In many ways, Ms. Pearl’s [author of Book Lust] rise in the book world parallels Seattle’s rise in the publishing world. Though the big publishing houses are still ensconced in New York, the Seattle area is the home of Amazon, Starbucks and Costco, three companies that increasingly influence what America reads.

Books by relatively unknown or foreign authors become best sellers by dint of their anointment at the hands of Amazon editors. A forgotten older paperback, recommended and featured by the book buyer at Costco, can sell more copies in six weeks than it did in the last few years combined. Almost every book Starbucks stocks in its coffee shops sells more than 100,000 copies in its outlets alone. That pushes most Starbucks selections into the top 1 percent of all books sold that year, without counting sales in other types of stores.

The three companies settled in Seattle for different reasons, and each had its own motivation for choosing to sell books. Together, though, their combined power in the book industry has put the city in the position of tastemaker.

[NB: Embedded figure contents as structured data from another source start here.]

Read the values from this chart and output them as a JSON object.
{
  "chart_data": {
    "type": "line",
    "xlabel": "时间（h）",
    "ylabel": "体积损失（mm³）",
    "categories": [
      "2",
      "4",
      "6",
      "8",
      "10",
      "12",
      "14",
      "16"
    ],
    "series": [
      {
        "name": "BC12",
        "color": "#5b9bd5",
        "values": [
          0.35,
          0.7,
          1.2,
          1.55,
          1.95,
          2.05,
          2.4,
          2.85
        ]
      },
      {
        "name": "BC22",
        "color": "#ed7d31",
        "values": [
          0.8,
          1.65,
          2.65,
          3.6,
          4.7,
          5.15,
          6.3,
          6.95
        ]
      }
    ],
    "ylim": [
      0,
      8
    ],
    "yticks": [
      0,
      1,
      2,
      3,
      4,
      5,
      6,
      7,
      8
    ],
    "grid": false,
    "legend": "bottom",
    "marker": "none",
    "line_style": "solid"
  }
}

Each company, in its own way, “guides their customers, by selecting the books they will see,” Ms. Pearl said. “New York may publish the books, but Seattle significantly defines America’s reading list.”

Industry trends suggest Seattle’s influence will keep growing. More people are bypassing bookstores and buying at mass-market merchants, online retailers and specialty stores, says Albert N. Greco, a marketing professor at Fordham University’s Graduate School of Business Administration.

In the last two years alone, sales of consumer books sold through such nontraditional outlets grew by more than $260 million, Professor Greco said. The presence of Costco, Amazon and Starbucks ensures that “Seattle will keep making an impact on what we read,” he said.

When Kim Ricketts, founder of a book promotion company in Seattle, visited the big publishing houses in New York last month, she said she was repeatedly asked for advice on how to do business with the three Seattle heavyweights: “Publishers want to find the golden ticket — how to get their title beloved by one of these companies.”

Seattle’s literary seeds have been here for decades, with local authors, abundant writing courses and robust independent bookstores, according to J. A. Jance, the Seattle mystery author whose books have sold 15 million copies over the last 20 years. “Maybe it’s the rain, but Seattle has always been a reading town,” she said.

Over the last 10 years, the city has spent nearly $200 million to improve its libraries, including the new downtown showpiece designed by Rem Koolhaas and completed in 2004.

This love of books even seeps into the town’s corporate cultures, says Ms. Ricketts, who 10 years ago started organizing author visits for employees at Microsoft, Starbucks and other companies in the area. “The authors were always shocked at how big the crowds were and how many books they sold,“ Ms. Ricketts remembers.

The town’s enthusiasm for books may have made it easy to find well-qualified employees, but Amazon, Starbucks and Costco each occupy a different niche in the book world.

Starbucks started offering books to enhance the coffee-house experience, thinking that customers would enjoy spending more time in the shop if they had a provocative read and conversation starter to go along with their coffees and scones. They also hoped it would increase spending by each customer.

Starbucks sells just one title at a time, usually for a period of two to three months. The selections bear little resemblance to one another. Some have been almost unknown; others were already best sellers. The latest title, “Beautiful Boy,” focuses on a father trying to help his drug-addicted son.

“We wanted to find extraordinary books that would encourage people to discuss compelling issues” like war, hope, faith and family, said Ken Lombard, president of Starbucks Entertainment…

Costco has become so successful at selling books that it has become a hot spot on the author book promotion circuit. Vicente Fox, the former president of Mexico, and Bill Clinton have signed books in Costco warehouses.

The flip side of the success of the big Seattle booksellers is the gradual decrease in the number of small independent stores, which have struggled as a result of a variety of factors…

Book lovers as well as writers miss the corner bookstore. But Americans are busy, and if they can pick up the latest book while they’re stocking their pantry, sitting at their computer or going out for coffee, it saves them valuable time, said Brian Jud, author of “Beyond the Bookstore: How to Sell More Books Profitably to Non-Bookstore Markets.”

They just may not realize that someone in Seattle helped them choose it.